Russian datingand sex
Here is where our question comes in…There’s no doubt that love, to a degree, is an emotional response. We probably don’t have the same feelings for them after that, do we?Those butterflies in our stomach are our blood rushing and hormones getting amped up. Is it just because we find the person physically attractive? The truth is that romantic love is just as much a spiritual response as it is a physical one.

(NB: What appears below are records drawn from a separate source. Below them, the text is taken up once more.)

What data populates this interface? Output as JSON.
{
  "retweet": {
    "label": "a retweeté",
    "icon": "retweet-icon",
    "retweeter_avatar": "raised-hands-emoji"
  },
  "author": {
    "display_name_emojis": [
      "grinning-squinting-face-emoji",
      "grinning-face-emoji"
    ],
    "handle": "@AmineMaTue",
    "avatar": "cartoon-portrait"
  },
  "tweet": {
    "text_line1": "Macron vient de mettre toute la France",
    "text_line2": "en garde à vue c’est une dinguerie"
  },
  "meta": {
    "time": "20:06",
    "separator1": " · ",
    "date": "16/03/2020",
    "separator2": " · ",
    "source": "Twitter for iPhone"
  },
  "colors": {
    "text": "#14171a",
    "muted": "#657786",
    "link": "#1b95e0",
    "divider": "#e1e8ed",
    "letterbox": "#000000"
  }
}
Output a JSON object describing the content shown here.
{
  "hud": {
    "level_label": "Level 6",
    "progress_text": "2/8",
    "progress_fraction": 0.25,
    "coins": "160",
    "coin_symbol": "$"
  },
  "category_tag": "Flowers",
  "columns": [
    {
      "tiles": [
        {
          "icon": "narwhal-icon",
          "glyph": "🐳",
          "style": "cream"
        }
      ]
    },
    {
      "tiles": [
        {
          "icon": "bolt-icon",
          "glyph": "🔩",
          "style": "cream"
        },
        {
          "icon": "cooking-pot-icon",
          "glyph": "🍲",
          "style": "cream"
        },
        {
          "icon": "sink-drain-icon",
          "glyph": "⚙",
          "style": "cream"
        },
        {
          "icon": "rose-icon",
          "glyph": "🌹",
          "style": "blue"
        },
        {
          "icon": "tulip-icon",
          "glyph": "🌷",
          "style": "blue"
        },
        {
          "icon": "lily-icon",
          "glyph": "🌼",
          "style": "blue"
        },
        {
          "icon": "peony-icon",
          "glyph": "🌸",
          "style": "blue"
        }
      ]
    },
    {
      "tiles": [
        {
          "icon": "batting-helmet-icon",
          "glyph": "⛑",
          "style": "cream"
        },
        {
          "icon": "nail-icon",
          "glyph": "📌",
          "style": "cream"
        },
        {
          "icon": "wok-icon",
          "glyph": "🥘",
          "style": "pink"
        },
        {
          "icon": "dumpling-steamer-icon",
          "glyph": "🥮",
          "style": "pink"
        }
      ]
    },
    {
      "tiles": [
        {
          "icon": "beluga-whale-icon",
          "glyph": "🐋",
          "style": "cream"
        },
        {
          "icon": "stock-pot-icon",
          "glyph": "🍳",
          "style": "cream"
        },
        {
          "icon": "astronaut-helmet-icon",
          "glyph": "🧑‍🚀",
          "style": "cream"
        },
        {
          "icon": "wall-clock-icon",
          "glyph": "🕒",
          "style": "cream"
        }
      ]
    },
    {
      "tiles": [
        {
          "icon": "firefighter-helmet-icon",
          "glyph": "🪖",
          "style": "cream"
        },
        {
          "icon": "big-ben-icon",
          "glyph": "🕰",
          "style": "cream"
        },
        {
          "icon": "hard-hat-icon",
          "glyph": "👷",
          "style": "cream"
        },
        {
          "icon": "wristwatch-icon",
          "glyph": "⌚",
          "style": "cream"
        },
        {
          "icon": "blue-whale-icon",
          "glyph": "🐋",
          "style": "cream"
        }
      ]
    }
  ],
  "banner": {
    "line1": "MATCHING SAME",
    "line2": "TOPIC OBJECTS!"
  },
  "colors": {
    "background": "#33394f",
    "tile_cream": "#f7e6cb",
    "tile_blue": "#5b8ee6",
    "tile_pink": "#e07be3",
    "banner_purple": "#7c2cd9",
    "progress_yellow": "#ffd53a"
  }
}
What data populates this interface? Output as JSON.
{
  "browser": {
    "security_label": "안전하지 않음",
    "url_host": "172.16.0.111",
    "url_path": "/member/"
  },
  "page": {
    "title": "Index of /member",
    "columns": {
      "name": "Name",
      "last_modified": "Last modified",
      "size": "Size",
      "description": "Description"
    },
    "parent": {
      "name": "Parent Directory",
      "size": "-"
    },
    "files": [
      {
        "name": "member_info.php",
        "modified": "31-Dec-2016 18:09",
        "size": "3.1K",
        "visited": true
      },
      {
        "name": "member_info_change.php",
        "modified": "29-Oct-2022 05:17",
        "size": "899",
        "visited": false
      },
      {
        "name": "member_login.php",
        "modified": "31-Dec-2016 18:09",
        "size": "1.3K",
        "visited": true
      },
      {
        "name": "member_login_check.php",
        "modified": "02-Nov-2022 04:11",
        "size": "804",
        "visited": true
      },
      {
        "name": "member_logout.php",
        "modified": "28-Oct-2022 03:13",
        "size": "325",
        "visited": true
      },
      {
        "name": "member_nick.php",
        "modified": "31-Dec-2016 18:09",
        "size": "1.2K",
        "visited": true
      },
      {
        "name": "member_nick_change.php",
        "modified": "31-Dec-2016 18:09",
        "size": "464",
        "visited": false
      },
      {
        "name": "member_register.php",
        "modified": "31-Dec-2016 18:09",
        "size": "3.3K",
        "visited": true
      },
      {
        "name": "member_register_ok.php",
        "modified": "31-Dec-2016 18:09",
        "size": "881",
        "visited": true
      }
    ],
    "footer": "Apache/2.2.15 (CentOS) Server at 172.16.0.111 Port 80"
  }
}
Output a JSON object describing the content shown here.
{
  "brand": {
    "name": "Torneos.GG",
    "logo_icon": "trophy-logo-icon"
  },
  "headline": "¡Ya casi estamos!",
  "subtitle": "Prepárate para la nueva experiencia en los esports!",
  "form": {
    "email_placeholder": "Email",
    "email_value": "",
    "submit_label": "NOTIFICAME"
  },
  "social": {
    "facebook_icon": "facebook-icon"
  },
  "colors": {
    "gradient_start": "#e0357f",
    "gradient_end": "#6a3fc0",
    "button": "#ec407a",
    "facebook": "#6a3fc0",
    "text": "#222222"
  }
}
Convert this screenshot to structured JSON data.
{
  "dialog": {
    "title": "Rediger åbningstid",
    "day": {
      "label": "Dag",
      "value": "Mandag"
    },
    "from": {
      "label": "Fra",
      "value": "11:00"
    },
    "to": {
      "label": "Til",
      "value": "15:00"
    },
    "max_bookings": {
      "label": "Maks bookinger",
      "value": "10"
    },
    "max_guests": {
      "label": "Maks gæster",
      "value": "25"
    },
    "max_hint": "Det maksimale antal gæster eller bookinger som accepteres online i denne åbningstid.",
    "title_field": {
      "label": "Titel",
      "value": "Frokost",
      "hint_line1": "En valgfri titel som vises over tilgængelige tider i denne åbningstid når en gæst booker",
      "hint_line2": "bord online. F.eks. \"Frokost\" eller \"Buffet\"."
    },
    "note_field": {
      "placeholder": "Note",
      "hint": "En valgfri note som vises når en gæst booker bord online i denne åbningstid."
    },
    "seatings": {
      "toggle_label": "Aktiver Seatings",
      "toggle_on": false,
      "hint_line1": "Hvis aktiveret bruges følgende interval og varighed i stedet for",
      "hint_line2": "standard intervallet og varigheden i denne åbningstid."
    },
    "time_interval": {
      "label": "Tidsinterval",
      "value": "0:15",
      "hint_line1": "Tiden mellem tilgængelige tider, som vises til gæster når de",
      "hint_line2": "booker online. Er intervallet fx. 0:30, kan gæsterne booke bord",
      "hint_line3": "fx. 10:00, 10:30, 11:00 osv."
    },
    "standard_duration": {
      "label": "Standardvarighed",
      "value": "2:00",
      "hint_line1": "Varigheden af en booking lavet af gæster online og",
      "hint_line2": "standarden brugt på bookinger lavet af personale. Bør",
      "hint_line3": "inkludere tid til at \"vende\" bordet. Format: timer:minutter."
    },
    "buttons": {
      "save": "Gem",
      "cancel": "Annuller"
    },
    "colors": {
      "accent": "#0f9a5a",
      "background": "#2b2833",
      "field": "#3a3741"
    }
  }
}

I‘m thankful for many things in my life- my wife, my family, my friends, health, food, shelter, clothing, the freedom to worship freely in our country. I am thankful when I see friends of mine find someone right for them, date, and get married. Is there any song on the radio these days that is not about this word? How many clothing lines, backpacks, school supplies, you name it- have hearts on them or other love-themed pictures?“the prettier sex.” When my conversation professor first brought this point up, I was confused at the simplicity of their mentality.What one needs to realize, though, is that many of the gender roles in Russia come down to ideas of love and marriage.From the outside, it is impossible to see these gender roles as anything but cultural differences.However, when one takes the time to discover the depth of the Russian mentality, all sorts of new ideas are found.We find that we have butterflies in our stomach when we see them, we want to know more about them, and more than anything we really want them to like us back.
When this happens, we say that we “have a crush” on this person, or we “like” this person, or we’re “in love with” this person. Even if a person is very attractive, are we just as inclined to want to be in a relationship with them if that person is mean and acts like a jerk?
Interestingly, it even made me question some of my customs from the United States, like why we value having a job over finding love.
I appreciate the time to explore the Russian culture as well as my own and look forward to the future insights that my study abroad experience has to offer.
As a foreigner, the best way to understand these ideas is to step away from those of the United States and explore these nuances through firsthand experience.
In my Russian conversation class, we discussed the idea of men being “the stronger sex” and how they relate to women.
” or, “I’m in love.” Certainly, everyone seems to know what love is, and I’m pretty sure everyone has an idea of what it means to be “in love.” But truly, despite how often we hear this word, do we really know what love is?